What age is fossil hunting suitable for?
Children as young as four or five can participate productively at sites where fossils wash up on the beach, such as Venice Beach in Florida or Charmouth in Dorset, where no tools or physical effort are needed. Sites that require reading a limestone surface carefully, such as Caesar Creek or Fossil Park in Ohio, suit children aged seven and up, who have the patience to scan slowly. Calvert Cliffs in Maryland involves a roughly 3.6-mile round trip walk, which makes it more appropriate for children aged eight or older with good trail stamina. At any age, an adult should supervise closely near cliffs and tidal water.
Do kids need any equipment to go fossil hunting?
For beach sites, no specialist equipment is needed at all. A small drawstring bag or zip-lock bags for finds, tissue paper to wrap delicate specimens, and closed-toe shoes are sufficient. A 10x hand lens helps children see surface detail on ammonites and shark teeth and costs under ten dollars.
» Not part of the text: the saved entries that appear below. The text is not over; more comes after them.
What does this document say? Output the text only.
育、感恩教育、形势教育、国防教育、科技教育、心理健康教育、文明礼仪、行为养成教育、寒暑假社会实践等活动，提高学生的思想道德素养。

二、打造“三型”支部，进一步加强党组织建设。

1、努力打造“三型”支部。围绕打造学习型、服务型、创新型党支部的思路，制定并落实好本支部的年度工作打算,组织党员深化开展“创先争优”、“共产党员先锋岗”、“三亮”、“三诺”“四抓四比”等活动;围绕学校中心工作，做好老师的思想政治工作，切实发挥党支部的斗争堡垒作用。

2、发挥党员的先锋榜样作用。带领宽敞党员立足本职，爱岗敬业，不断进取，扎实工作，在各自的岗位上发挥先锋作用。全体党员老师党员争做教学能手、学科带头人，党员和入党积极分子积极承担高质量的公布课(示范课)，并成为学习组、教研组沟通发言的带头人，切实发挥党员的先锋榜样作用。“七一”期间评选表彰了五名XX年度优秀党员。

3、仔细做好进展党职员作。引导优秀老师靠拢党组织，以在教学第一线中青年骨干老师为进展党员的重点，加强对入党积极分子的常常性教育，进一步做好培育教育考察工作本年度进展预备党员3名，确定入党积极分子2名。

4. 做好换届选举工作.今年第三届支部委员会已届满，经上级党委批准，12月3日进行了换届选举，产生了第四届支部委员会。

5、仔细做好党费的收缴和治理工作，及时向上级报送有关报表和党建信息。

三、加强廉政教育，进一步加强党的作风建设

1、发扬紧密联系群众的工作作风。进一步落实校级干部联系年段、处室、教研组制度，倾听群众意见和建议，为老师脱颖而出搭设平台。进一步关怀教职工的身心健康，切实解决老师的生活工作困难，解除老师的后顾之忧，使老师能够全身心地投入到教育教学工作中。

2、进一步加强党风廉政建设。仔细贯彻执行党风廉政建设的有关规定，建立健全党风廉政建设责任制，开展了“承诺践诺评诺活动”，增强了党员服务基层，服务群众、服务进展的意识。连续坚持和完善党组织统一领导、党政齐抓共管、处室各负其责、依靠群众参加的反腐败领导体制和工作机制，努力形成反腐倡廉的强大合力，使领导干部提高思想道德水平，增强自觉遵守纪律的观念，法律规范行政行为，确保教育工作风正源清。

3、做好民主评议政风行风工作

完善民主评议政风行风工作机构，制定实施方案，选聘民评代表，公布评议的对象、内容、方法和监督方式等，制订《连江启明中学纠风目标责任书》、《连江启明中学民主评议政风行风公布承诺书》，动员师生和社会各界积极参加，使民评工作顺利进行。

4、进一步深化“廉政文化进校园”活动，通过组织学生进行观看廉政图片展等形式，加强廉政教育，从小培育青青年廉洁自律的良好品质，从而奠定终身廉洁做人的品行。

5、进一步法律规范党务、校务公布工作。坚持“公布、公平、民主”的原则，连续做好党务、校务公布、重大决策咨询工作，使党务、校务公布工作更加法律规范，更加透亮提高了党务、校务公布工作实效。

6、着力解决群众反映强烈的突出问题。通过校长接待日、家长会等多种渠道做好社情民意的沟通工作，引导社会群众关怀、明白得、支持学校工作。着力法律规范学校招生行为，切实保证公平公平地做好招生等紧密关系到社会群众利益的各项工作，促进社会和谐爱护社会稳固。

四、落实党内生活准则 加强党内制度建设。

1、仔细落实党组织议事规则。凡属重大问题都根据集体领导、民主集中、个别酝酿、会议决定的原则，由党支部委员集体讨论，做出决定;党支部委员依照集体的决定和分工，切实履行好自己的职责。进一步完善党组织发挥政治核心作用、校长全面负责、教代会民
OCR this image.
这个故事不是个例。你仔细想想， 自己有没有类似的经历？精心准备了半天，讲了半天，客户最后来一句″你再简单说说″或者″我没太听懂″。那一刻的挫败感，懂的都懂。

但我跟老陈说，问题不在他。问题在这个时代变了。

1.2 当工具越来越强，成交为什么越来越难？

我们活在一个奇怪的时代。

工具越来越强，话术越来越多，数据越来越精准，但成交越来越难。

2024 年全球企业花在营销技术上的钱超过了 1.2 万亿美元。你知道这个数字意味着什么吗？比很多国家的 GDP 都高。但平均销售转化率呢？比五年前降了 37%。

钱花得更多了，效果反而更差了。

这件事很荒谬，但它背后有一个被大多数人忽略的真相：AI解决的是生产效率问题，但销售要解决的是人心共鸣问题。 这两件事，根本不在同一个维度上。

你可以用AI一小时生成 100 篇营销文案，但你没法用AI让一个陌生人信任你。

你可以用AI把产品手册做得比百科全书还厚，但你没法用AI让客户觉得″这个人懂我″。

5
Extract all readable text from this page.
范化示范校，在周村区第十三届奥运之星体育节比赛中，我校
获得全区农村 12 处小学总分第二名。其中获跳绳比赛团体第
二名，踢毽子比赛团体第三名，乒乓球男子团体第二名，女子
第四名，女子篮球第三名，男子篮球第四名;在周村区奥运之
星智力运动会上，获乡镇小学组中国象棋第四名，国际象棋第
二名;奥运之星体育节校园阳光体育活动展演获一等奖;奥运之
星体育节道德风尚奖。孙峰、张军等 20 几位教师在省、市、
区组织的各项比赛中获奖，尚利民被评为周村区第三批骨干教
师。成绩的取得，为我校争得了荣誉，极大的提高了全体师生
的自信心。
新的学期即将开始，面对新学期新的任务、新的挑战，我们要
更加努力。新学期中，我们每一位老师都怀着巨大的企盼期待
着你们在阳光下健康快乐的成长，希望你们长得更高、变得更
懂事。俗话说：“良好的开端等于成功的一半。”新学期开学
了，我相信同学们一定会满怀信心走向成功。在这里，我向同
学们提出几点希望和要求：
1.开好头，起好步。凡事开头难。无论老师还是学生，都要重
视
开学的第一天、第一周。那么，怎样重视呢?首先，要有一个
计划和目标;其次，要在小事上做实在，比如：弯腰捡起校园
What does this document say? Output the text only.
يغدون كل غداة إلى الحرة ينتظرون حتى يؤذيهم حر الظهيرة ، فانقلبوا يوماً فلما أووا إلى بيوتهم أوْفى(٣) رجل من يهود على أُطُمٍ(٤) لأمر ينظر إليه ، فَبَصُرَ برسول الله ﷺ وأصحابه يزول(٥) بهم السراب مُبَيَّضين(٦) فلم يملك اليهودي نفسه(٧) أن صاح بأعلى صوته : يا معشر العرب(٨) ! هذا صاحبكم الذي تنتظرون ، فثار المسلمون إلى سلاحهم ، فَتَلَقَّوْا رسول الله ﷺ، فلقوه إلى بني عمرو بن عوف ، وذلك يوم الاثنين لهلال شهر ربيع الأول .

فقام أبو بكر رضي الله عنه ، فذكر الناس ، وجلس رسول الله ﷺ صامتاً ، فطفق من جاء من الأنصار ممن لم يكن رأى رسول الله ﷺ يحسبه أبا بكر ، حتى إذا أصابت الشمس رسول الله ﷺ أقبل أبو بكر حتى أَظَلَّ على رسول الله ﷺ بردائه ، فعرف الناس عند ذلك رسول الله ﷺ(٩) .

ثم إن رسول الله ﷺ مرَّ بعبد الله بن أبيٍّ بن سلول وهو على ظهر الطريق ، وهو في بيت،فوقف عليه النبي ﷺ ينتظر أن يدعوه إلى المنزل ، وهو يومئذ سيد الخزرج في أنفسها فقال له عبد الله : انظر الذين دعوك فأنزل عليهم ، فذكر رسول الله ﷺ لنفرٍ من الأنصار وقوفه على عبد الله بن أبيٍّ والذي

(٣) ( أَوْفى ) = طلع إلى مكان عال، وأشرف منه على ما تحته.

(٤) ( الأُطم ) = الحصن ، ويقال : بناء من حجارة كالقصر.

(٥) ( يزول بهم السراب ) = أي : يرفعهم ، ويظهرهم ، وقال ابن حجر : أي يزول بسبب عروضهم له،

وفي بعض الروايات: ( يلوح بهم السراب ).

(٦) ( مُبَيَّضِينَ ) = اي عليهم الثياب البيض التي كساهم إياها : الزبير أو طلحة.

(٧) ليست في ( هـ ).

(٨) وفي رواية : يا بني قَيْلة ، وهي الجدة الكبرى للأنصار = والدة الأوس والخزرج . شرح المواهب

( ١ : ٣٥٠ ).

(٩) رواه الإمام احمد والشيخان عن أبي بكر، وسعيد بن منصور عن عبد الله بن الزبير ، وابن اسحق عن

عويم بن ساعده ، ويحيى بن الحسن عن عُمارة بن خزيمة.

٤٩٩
For rock-surface sites like Caesar Creek, a soft brush to dust off limestone slabs is useful. Leave hammers and chisels at home: none of the sites in this guide require them, and several prohibit them.
Can children keep the fossils they find?
Yes at all eight sites in this guide. Each site either explicitly permits surface collecting or is managed specifically for public fossil collection. The rule at every site is the same: collect only from loose material on the beach or exposed rock surface, and do not hammer or chip the cliff face or bedrock. At Calvert Cliffs in Maryland, collecting is restricted to beach scree below the cliffs. At Charmouth and Kimmeridge in Dorset, collecting is free and permitted below the high-tide mark. Significant vertebrate fossils found in England should be reported to the local heritage coast centre for recording before being taken home.
Which is the best fossil hunting site for a first trip with kids?
For UK families, Charmouth in Dorset is the clearest first choice. The Heritage Coast Centre provides free expert identification on the day, the beach is safe and well-managed, and the foreshore scree reliably produces ammonites and belemnites without any tools. For US families, Venice Beach in Florida is the equivalent: the shark teeth require no digging, the beach is public and free to access, and children can fill a bag in an hour of easy searching in the surf zone. Both sites reward a morning visit timed to start on a falling tide.
What fossils are kids most likely to find?
At UK beach sites, ammonites and belemnites are the most consistent finds. Charmouth and Whitby both produce them regularly from foreshore scree, with ammonites ranging from pea-sized to hand-sized depending on conditions. At Venice Beach and Calvert Cliffs, shark teeth are the primary find: small, dark, and numerous after storms. In Ohio, Caesar Creek and Fossil Park produce brachiopods and crinoid segments reliably, with trilobites possible but less common. West Runton is the exception: the most likely finds there are fragments of Ice Age mammal bone and occasional teeth, which are unusual by any measure.